だからか、1984年生まれの自身が10代だった1990年代後半から2000年代前半にかけて「韓国代表のトップクラスがこぞってJリーグに移籍」といった事象にも大きな関心はなかった。日本とは「なんとなく近くにある国」、そしてより重要な点はほかにあった。
「漫画やアニメが好きなんですよ。たくさん見ましたね〜。『スラムダンク』『ワンピース』『呪術廻戦』...『ドラゴンボール』はZが出る前に漫画で全部読んで、その後にアニメで見ました。
好きなキャラクターはドラゴンボールならクリリンとか、スラムダンクならチェ・チス(赤木剛憲)、チョン・デマン(三井寿)だとか、脇役に肩入れ傾向があるみたいです。鹿島に来た頃にも日本語を勉強するにあたって、アニメは活用しましたね。語学の本はしっかり読んだ上で、アニメで聞きとり練習をする、という風に」
【日本での上下関係の感覚がわからなかった】アニメのイメージがほとんどすべてだった国、日本。クォン・スンテは2017年のシーズン開幕前にそこにやってきた。
海外移籍への願望も強くなく、異文化への「予習」もしていなかった韓国の実力派GKを日本で待ち構えたのは、ある日の練習時のチームメイトの強烈な"洗礼"だった。
"お〜いスンテ〜 元気?"
8歳年下の若手選手からの挨拶だった。
挑発してるのか?
そう思ったスンテは本気でやり返そうかとも思った。
「韓国で先輩と言えば、礼儀を尽くすべき相手で、敬意をもって接するべきものなんですが...当初は日本語があまり理解できなかった上に、仮にそれがユーモアだったとしてもピンと来なかった。日本での上下関係の感覚もわかっていませんでしたし」
相手はシンプルに「仲良くなりたい」と思って声をかけてきたのだった。これぞブラジル人が多く在籍してきた鹿島らしい話だ。ブラジルなどキリスト教圏では各自が「神とつながっている尊厳のある個人」(阿部謹也著『「世間」とは何か』より)と捉えているため、年齢による上下関係が希薄だ。

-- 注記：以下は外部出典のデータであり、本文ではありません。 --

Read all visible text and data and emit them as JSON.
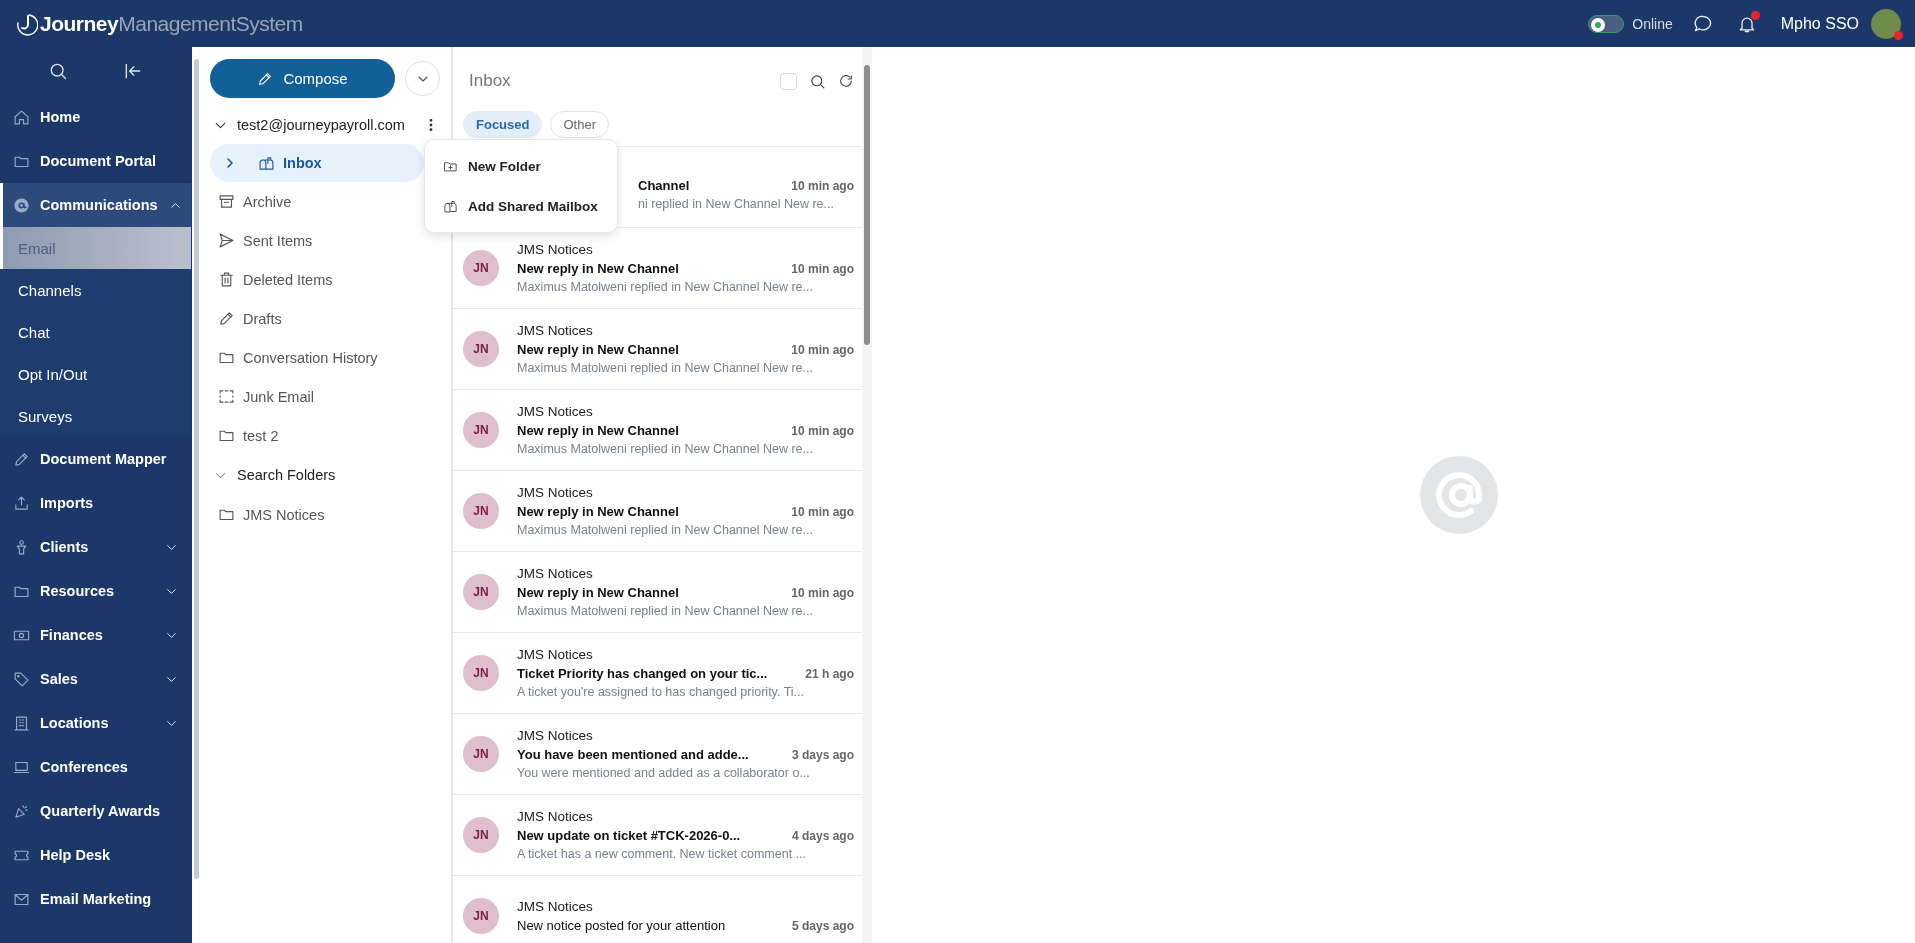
{
  "header": {
    "logo": {
      "bold": "Journey",
      "light": "ManagementSystem"
    },
    "status": {
      "label": "Online",
      "on": true
    },
    "notifications": {
      "unread": true
    },
    "user": {
      "name": "Mpho SSO",
      "online": true
    }
  },
  "sidebar": {
    "items": [
      {
        "label": "Home",
        "selected": false
      },
      {
        "label": "Document Portal",
        "selected": false
      },
      {
        "label": "Communications",
        "selected": true,
        "expanded": true,
        "children": [
          {
            "label": "Email",
            "selected": true
          },
          {
            "label": "Channels",
            "selected": false
          },
          {
            "label": "Chat",
            "selected": false
          },
          {
            "label": "Opt In/Out",
            "selected": false
          },
          {
            "label": "Surveys",
            "selected": false
          }
        ]
      },
      {
        "label": "Document Mapper",
        "selected": false
      },
      {
        "label": "Imports",
        "selected": false
      },
      {
        "label": "Clients",
        "selected": false,
        "expanded": false
      },
      {
        "label": "Resources",
        "selected": false,
        "expanded": false
      },
      {
        "label": "Finances",
        "selected": false,
        "expanded": false
      },
      {
        "label": "Sales",
        "selected": false,
        "expanded": false
      },
      {
        "label": "Locations",
        "selected": false,
        "expanded": false
      },
      {
        "label": "Conferences",
        "selected": false
      },
      {
        "label": "Quarterly Awards",
        "selected": false
      },
      {
        "label": "Help Desk",
        "selected": false
      },
      {
        "label": "Email Marketing",
        "selected": false
      }
    ]
  },
  "folder_pane": {
    "compose": {
      "label": "Compose"
    },
    "account": {
      "email": "test2@journeypayroll.com",
      "expanded": true
    },
    "folders": [
      {
        "label": "Inbox",
        "selected": true,
        "expanded": false
      },
      {
        "label": "Archive",
        "selected": false
      },
      {
        "label": "Sent Items",
        "selected": false
      },
      {
        "label": "Deleted Items",
        "selected": false
      },
      {
        "label": "Drafts",
        "selected": false
      },
      {
        "label": "Conversation History",
        "selected": false
      },
      {
        "label": "Junk Email",
        "selected": false
      },
      {
        "label": "test 2",
        "selected": false
      }
    ],
    "search_folders": {
      "label": "Search Folders",
      "expanded": true,
      "items": [
        {
          "label": "JMS Notices",
          "selected": false
        }
      ]
    },
    "context_menu": {
      "items": [
        {
          "label": "New Folder"
        },
        {
          "label": "Add Shared Mailbox"
        }
      ]
    }
  },
  "message_list": {
    "title": "Inbox",
    "select_all": {
      "checked": false
    },
    "tabs": [
      {
        "label": "Focused",
        "selected": true
      },
      {
        "label": "Other",
        "selected": false
      }
    ],
    "messages": [
      {
        "kind": "covered",
        "subject": "Channel",
        "time": "10 min ago",
        "preview": "ni replied in New Channel New re...",
        "unread": true
      },
      {
        "kind": "full",
        "avatar": "JN",
        "sender": "JMS Notices",
        "subject": "New reply in New Channel",
        "time": "10 min ago",
        "preview": "Maximus Matolweni replied in New Channel New re...",
        "unread": true
      },
      {
        "kind": "full",
        "avatar": "JN",
        "sender": "JMS Notices",
        "subject": "New reply in New Channel",
        "time": "10 min ago",
        "preview": "Maximus Matolweni replied in New Channel New re...",
        "unread": true
      },
      {
        "kind": "full",
        "avatar": "JN",
        "sender": "JMS Notices",
        "subject": "New reply in New Channel",
        "time": "10 min ago",
        "preview": "Maximus Matolweni replied in New Channel New re...",
        "unread": true
      },
      {
        "kind": "full",
        "avatar": "JN",
        "sender": "JMS Notices",
        "subject": "New reply in New Channel",
        "time": "10 min ago",
        "preview": "Maximus Matolweni replied in New Channel New re...",
        "unread": true
      },
      {
        "kind": "full",
        "avatar": "JN",
        "sender": "JMS Notices",
        "subject": "New reply in New Channel",
        "time": "10 min ago",
        "preview": "Maximus Matolweni replied in New Channel New re...",
        "unread": true
      },
      {
        "kind": "full",
        "avatar": "JN",
        "sender": "JMS Notices",
        "subject": "Ticket Priority has changed on your tic...",
        "time": "21 h ago",
        "preview": "A ticket you're assigned to has changed priority. Ti...",
        "unread": true
      },
      {
        "kind": "full",
        "avatar": "JN",
        "sender": "JMS Notices",
        "subject": "You have been mentioned and adde...",
        "time": "3 days ago",
        "preview": "You were mentioned and added as a collaborator o...",
        "unread": true
      },
      {
        "kind": "full",
        "avatar": "JN",
        "sender": "JMS Notices",
        "subject": "New update on ticket #TCK-2026-0...",
        "time": "4 days ago",
        "preview": "A ticket has a new comment. New ticket comment ...",
        "unread": true
      },
      {
        "kind": "full",
        "avatar": "JN",
        "sender": "JMS Notices",
        "subject": "New notice posted for your attention",
        "time": "5 days ago",
        "unread": false
      }
    ]
  }
}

一方のクォン・スンテたるや、儒教の国からやってきた。しかも軍隊で徹底的な上意下達を叩き込まれた男だ。ましてや日本は「漫画を通じたファンタジーの国」というイメージだったのだ。
「日本の選手たちを眺めていくうちに、理解ができてきたんですよ。敬語を使って話すこともあるし、リラックスして自然に会話することもある。文化的な違いなんだな、と」
後編「クォン・スンテが振り返る鹿島での7年間」につづく>>
クォン・スンテ
權純泰/1984年9月11日生まれ。韓国江原道江陵市出身。GK。全州大学から2006年にKリーグ全北現代モータースに入団。2011−12年の尚武(兵役)でのプレーを経て、2016年まで在籍。Kリーグ優勝3回、AFCチャンピオンズリーグ(ACL)優勝2回を経験した。韓国代表では国際Aマッチ6試合に出場。2017年に鹿島アントラーズへ移籍すると、2018年のACL優勝などに貢献。7シーズンのプレーの後、2023年シーズンをもって引退を発表した。